With hesitation, and another writhe to get away—“N—no.”

“Then, all that story you told of the deception practised upon you was a lie?”

“Not a lie—it was a joke. James was not such a fool as you, he took it as such. But you—”

Then Stephen Saltren drew his wife to her feet, and strode to the door, dragging her with him. She screamed. She supposed he was about to kill her; but he turned, and said gloomily, “I will not hurt you, I want to show you what you have done—with your joke.”

He forced open the door, and drew her through the garden, out at the wicket gate, along the path up the coombe. There were two ways thence to Orleigh Park, one down the coombe to the main valley and high-road, and round a shoulder of hill; the other way by a steep climb up a zig-zag path in the side of the hill to the top of the crag, thence over a stretch of some thirty acres of furzy down into the plantations and so into the park through them. The tortuous ascent began at the cottage, Chillacot, but Saltren drew his wife past the point whence it rose to where the evening sun cast the black shadow of the crag or “cleave” across the glen, and there—lying on broken, fallen stones, with his hands outstretched, his face to the clear sky, lay Lord Lamerton, dead.

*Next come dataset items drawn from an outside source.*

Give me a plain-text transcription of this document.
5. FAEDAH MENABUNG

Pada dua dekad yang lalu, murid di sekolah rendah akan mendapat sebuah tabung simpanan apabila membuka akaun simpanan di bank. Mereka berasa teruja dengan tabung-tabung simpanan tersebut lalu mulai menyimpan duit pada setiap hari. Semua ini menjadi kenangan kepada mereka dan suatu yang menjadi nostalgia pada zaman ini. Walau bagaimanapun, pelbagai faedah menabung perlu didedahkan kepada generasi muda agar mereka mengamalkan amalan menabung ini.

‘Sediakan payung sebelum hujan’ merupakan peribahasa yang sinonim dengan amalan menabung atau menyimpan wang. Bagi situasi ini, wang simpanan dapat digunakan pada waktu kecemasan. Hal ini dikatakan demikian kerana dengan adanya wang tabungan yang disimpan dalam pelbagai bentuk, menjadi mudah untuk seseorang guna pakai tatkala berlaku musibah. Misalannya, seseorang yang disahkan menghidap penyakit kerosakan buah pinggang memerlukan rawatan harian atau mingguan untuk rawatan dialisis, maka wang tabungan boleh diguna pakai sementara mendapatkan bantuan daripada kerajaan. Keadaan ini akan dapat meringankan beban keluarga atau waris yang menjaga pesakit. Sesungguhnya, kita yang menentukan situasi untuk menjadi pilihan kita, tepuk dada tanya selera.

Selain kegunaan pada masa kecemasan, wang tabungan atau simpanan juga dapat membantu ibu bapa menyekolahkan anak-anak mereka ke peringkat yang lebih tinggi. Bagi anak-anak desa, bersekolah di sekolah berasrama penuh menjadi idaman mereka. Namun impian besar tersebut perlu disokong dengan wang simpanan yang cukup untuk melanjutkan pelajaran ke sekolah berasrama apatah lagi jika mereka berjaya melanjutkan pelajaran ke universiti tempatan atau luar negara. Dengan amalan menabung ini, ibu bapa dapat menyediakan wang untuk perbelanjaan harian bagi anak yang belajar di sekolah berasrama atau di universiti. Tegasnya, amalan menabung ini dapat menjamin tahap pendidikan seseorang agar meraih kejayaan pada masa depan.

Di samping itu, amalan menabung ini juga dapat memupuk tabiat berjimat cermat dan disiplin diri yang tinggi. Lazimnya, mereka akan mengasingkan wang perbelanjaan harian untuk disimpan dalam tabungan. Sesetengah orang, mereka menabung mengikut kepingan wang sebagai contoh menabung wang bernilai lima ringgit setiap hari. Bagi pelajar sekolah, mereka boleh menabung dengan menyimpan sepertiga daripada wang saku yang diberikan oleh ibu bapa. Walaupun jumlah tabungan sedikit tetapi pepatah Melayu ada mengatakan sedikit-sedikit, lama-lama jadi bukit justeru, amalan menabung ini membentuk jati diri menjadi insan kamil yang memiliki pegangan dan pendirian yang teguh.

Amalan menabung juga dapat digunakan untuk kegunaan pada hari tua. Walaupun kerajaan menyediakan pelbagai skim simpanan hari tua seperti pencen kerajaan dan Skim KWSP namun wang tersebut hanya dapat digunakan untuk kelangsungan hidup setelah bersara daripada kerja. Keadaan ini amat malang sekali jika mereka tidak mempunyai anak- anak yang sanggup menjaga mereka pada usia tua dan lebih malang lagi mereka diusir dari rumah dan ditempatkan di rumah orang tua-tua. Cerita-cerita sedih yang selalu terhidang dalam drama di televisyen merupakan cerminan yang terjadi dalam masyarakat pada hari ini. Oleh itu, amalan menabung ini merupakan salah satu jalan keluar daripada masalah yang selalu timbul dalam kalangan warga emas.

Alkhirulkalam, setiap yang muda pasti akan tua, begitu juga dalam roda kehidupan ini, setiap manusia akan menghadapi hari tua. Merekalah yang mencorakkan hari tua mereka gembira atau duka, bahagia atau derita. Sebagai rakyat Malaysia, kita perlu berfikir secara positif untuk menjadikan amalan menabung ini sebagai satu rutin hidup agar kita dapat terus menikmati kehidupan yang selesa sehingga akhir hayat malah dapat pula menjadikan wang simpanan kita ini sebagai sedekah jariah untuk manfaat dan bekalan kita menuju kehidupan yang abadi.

Marianne Saltren cowered back, she was too frightened by what she saw to care to approach; but her husband’s vice-like grasp did not relax for all her weeping and entreaties. He compelled her to come close to the fallen man.

His finger ends buried themselves in her wrists, and checked her pulse, that her hands became numb, and tingled.

He remained silent, for long, looking at the dead man, his own face scarcely less white, his muscles hardly less rigid, his features as set, and more drawn. There was no sunlight in the narrow valley where they stood under the great slate cleave, but above at the edge of the opposite hill were gorse bushes so covered with golden bloom that they seemed to be but one yellow flower, and on them the evening sun rested lovingly. Above, ghost-like in the blue sky, was a filmy disc—the moon, only perceivable from the deep valley, unseen by those who stood in the sunlight. The rooks were congregating in the wood at the bottom of the valley. That wood was a favourite resort to which the birds from several rookeries came every evening before set of sun, and chattered incessantly, and made as much noise as if they were members of the House of Commons discussing Irish matters. The sound issuing from that wood was strident like the rattle of a lawn-mower.

A blue-bottle fly was buzzing round the dead man. Saltren saw it, it made him uneasy; he let go one of his wife’s hands and with his disengaged hand drew his kerchief from his throat, a black silk one, and whisked it to and fro, to drive away the insect. “I cannot tell,” he said, “heaven knows. If it had not been for what you said, for your amusing joke, he might now be living. I cannot tell. The ways of Providence are dark. We are but instruments used, and not knowing for what purpose used. I cannot tell.”

He put the kerchief to his face and wiped it.